August 24, 2014 Comments off

I just read two articles in the last hour that make me wonder what the conversation would be like if the  two writers had an improbable meeting.

Anthony Grafton’s review of “Excellent Sheep”, a recently published book by Yale professor William Deresiewicz, describes our countries elite universities as factories that take well-behaved, high achieving and affluent entrants and turn out soulless graduates who learn “…that they are superior to all others, and that even if they break rules or fail, they will never suffer.”  In effect, Deresiewicz asserts that professors have little or no influence on the students who entered the hallowed halls of elite colleges. He writes: “The system churns out an endless procession of more or less uniform human specimens” and, as noted above, suggests the specimens are not forced to question their own worth.

In contrast, Houston Baptist College professor Collin Garbarino writes in an essay in Canon and Culture that our universities are churning out moral relativists who are being brainwashed by progressive professors… that is the professors HAVE more agency than Deresiewicz is observing and they are using that agency to turn students away from “their parents worldview”.
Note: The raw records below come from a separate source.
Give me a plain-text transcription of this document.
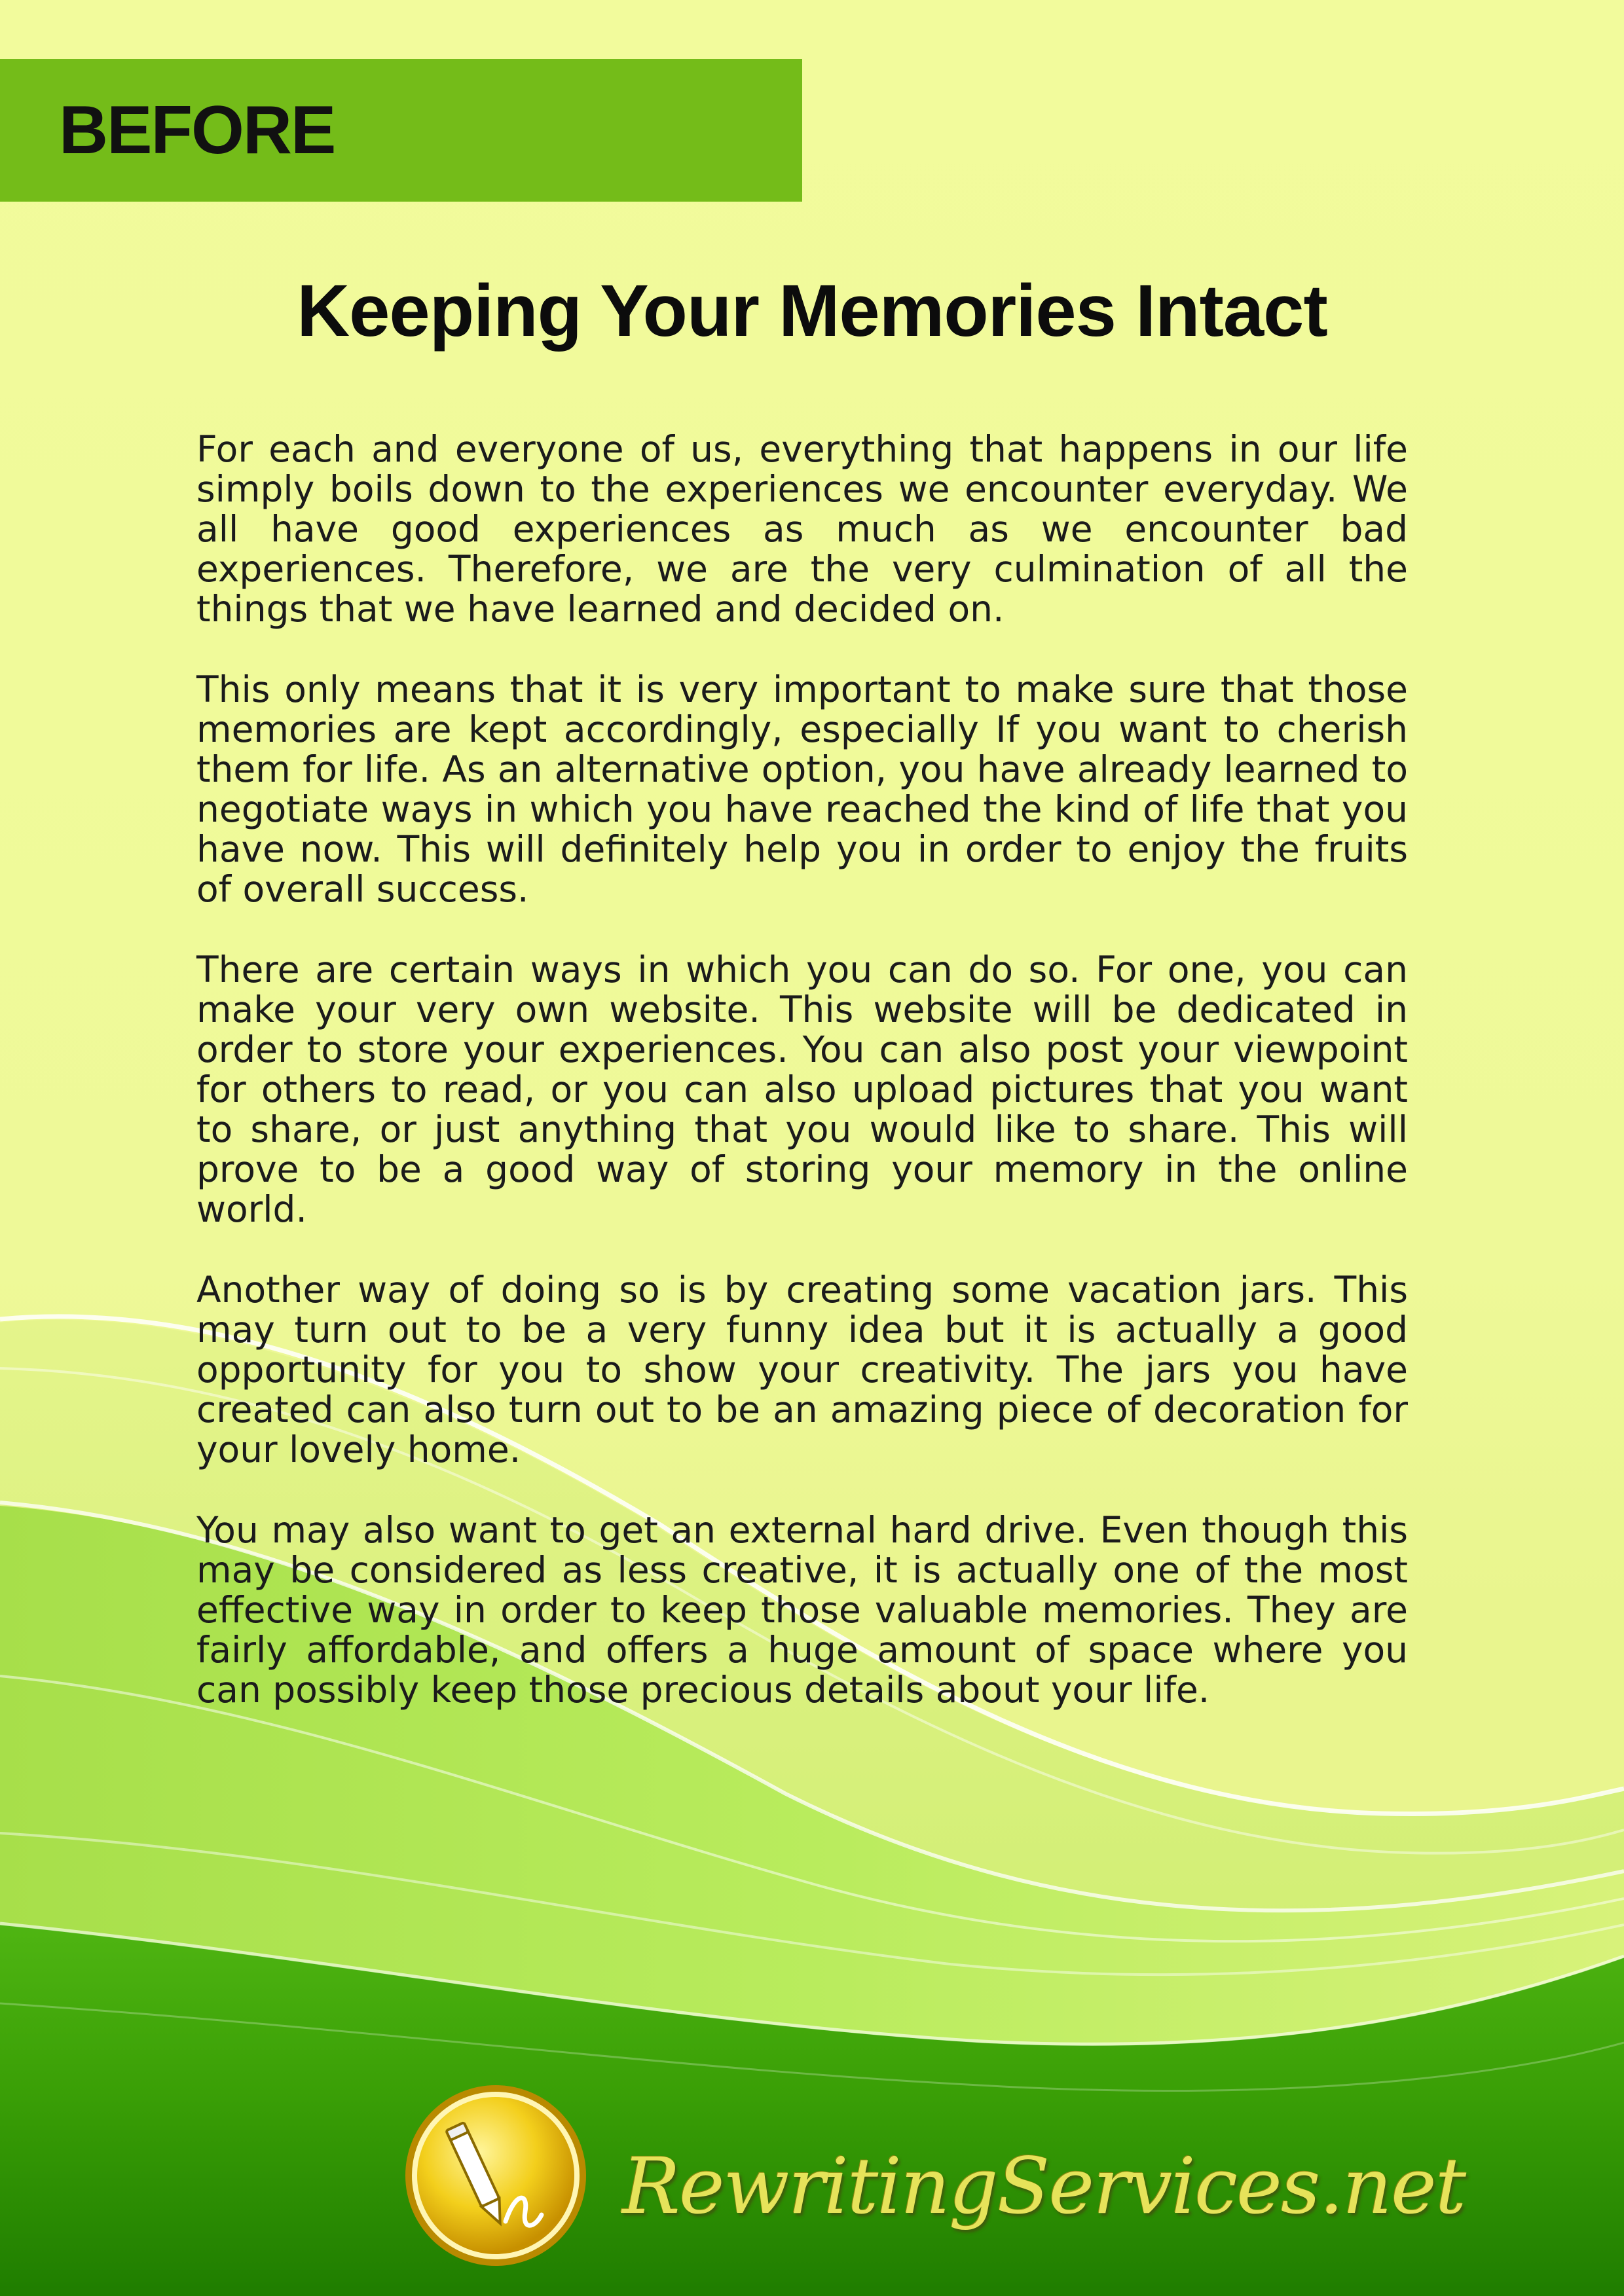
BEFORE
Keeping Your Memories Intact

For each and everyone of us, everything that happens in our life simply boils down to the experiences we encounter everyday. We all have good experiences as much as we encounter bad experiences. Therefore, we are the very culmination of all the things that we have learned and decided on.

This only means that it is very important to make sure that those memories are kept accordingly, especially If you want to cherish them for life. As an alternative option, you have already learned to negotiate ways in which you have reached the kind of life that you have now. This will definitely help you in order to enjoy the fruits of overall success.

There are certain ways in which you can do so. For one, you can make your very own website. This website will be dedicated in order to store your experiences. You can also post your viewpoint for others to read, or you can also upload pictures that you want to share, or just anything that you would like to share. This will prove to be a good way of storing your memory in the online world.

Another way of doing so is by creating some vacation jars. This may turn out to be a very funny idea but it is actually a good opportunity for you to show your creativity. The jars you have created can also turn out to be an amazing piece of decoration for your lovely home.

You may also want to get an external hard drive. Even though this may be considered as less creative, it is actually one of the most effective way in order to keep those valuable memories. They are fairly affordable, and offers a huge amount of space where you can possibly keep those precious details about your life.

RewritingServices.net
So… putting these two conclusions together one can only assume that the Ivies are doing a great job in Garbarino’s view: the students entering school leave with the same world view they brought to the institution! As for Garbarino’s perspective on moral relativism, all I can say is followers of ISIS are not moral relativists… and the world would be a lot more peaceful if we had fewer ISIS followers and more secular humanists!